Get out there and get on with it is when children are pushed out into the world prematurely creating insecure attachment. While aiming to give their children a head start in the world and ‘toughen them up’, parents sometimes create fear. In trying to get children to achieve and be capable they miss signals of basic need. It is okay for children to need their parents. Developing and maintaining strong attachments is a protective factor against anxiety.

It can be very hard to get the balance right. And as previously said, nobody intends to create anxiety in his or her child.


The internet allows us continuously to access the news -. Television competes with this by having almost constantly available news bulletins. That is a lot of time and space to fill with news. As there really is only a limited amount of real news content in any one day, news agencies must create sensation and drama to keep us engaged.

Unfortunately, this dramatic, 24-hour exposure to disaster and mayhem has created a real culture of fear. When I was a child, the news was on at 6pm. If you missed it, you missed it. The other 23 ½ hours a day were about friends, family, hobbies, and school. It was actually quite difficult to be afraid of the world back then. There is no doubt this culture of doom is affecting our children.

If, as a parent or teacher, you can offset the barrage of subliminal messages, and allow your children to flourish by encouraging play and problem-solving, you will be doing a better job than any therapist in empowering your children to deal with any anxieties that may arise through the natural course of life. You can’t avoid anxiety but you can learn to process it appropriately.

Why is my child anxious?

Some children are more likely to have worries and anxiety than others.

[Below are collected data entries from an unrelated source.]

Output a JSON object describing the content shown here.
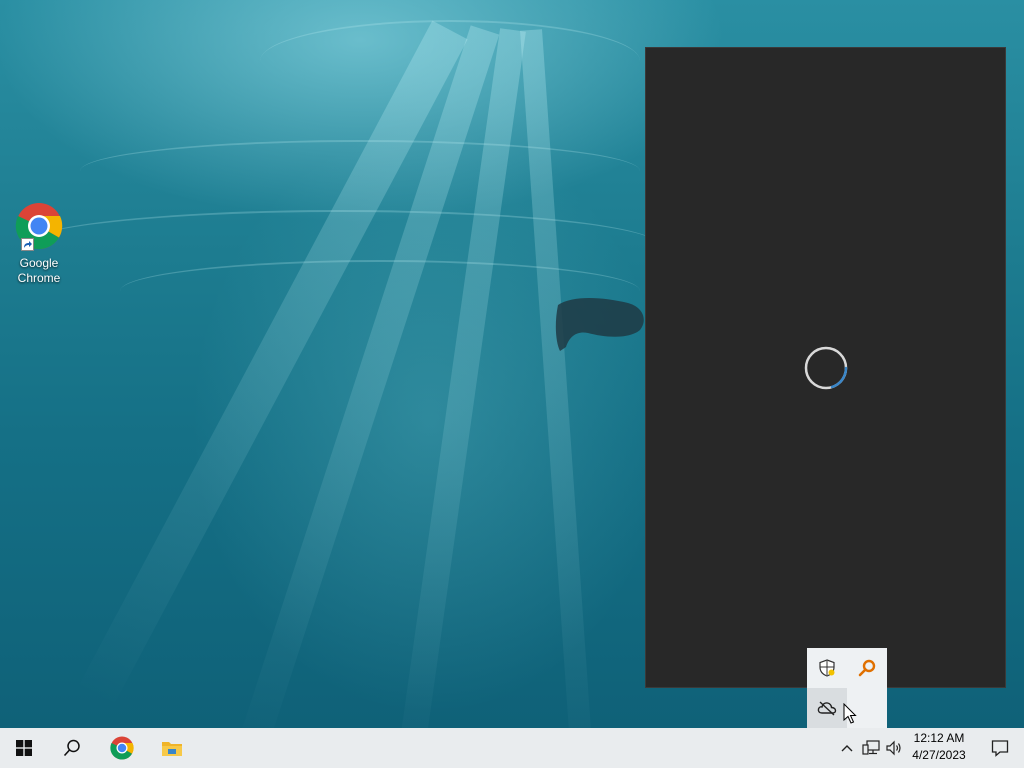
{
  "desktop": {
    "icons": [
      {
        "label": "Google Chrome",
        "icon": "chrome-icon"
      }
    ]
  },
  "flyout": {
    "state": "loading",
    "spinner_icon": "loading-spinner-icon",
    "background": "#282828"
  },
  "tray_overflow": {
    "items": [
      {
        "icon": "windows-security-shield-icon"
      },
      {
        "icon": "orange-search-key-icon"
      },
      {
        "icon": "onedrive-cloud-offline-icon"
      }
    ]
  },
  "taskbar": {
    "start_icon": "windows-start-icon",
    "search_icon": "search-icon",
    "pinned": [
      {
        "icon": "chrome-icon"
      },
      {
        "icon": "file-explorer-icon"
      }
    ],
    "tray": {
      "chevron_icon": "chevron-up-icon",
      "network_icon": "network-icon",
      "volume_icon": "volume-icon",
      "time": "12:12 AM",
      "date": "4/27/2023",
      "notification_icon": "action-center-icon"
    }
  },
  "colors": {
    "taskbar": "#e9ecee",
    "spinner_accent": "#3a86c8"
  }
}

Children often find change difficult and may become anxious following a house move or when starting a new school.

Children who have had a distressing or traumatic experience, such as a car accident or house fire, may suffer from anxiety afterwards.

Family arguments and conflict can also make children feel insecure and anxious.

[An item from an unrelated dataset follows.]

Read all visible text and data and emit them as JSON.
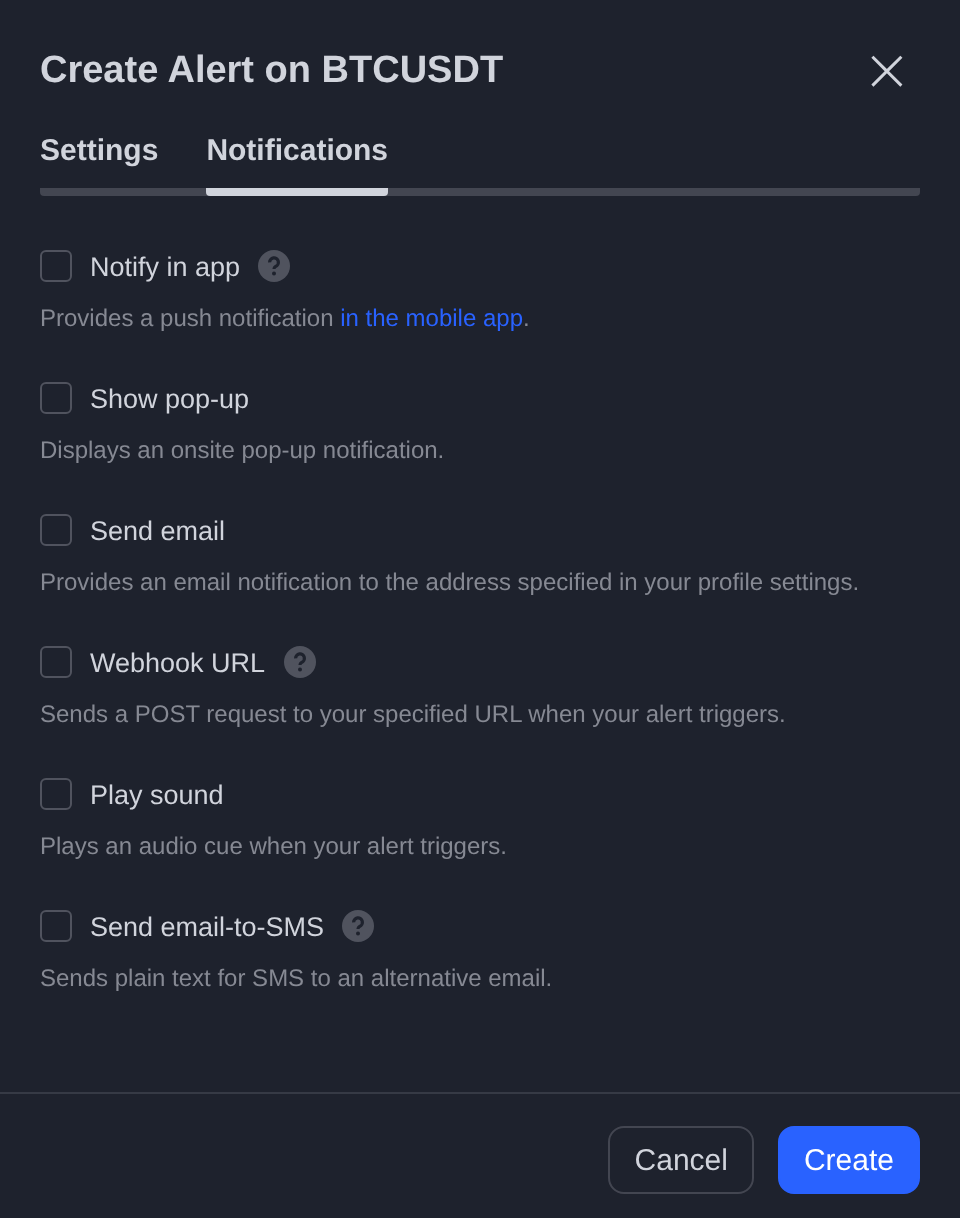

Teenagers are more likely to suffer from social anxiety than other age groups, avoiding social gatherings or making excuses to get out of them.

Some anxiety is entirely normal, a reaction to new, unfamiliar or uneasy situations and most children learn to overcome these feelings which then gives them a sense of confidence.

Some children, however, get locked in the fear of new, unfamiliar or unease and it becomes a debilitating threat that limits not only their lives but the lives of those around them.

How can you help an anxious child?

Our top tips for helping an anxious child are:

  1. Validate, spend time listening and understand their fears – they are real for them.

  2. Try to see the situation from their perspective and not just your own.

  3. Cultivate an openness to allow freedom of speech, and verbalising of emotions without judgement.

  4. Have a balance of offering possible solutions whilst also empowering children to come up with their own solutions – it is all part of normal development.

  5. Focus on times when they have been confident and have overcome fears or difficult situations so that children can learn to transfer their skills from those situations to ones they are anxious about.

  6. Give them plenty of time to process, especially if they have had periods of anxiety, it takes time for the action-ready body to move back to rest and digest.

  7. Encourage play, gross motor action activities, activities such as reading, drawing, creating, music or other hobbies that they enjoy, this all helps to balance emotions out so that they can feel calm and confident.

  8. Journal worries or anxieties, getting them out of your head and onto a piece of paper can help create distance from the ‘thing’. (A further two options are to a) rip up the worries or b) create counter viewpoints to give perspective).

  9. Laugh – the best way to disperse the hormones created by anxiety.

  10. Breathe – using belly breathing techniques is another great way to disperse the hormones created by anxiety.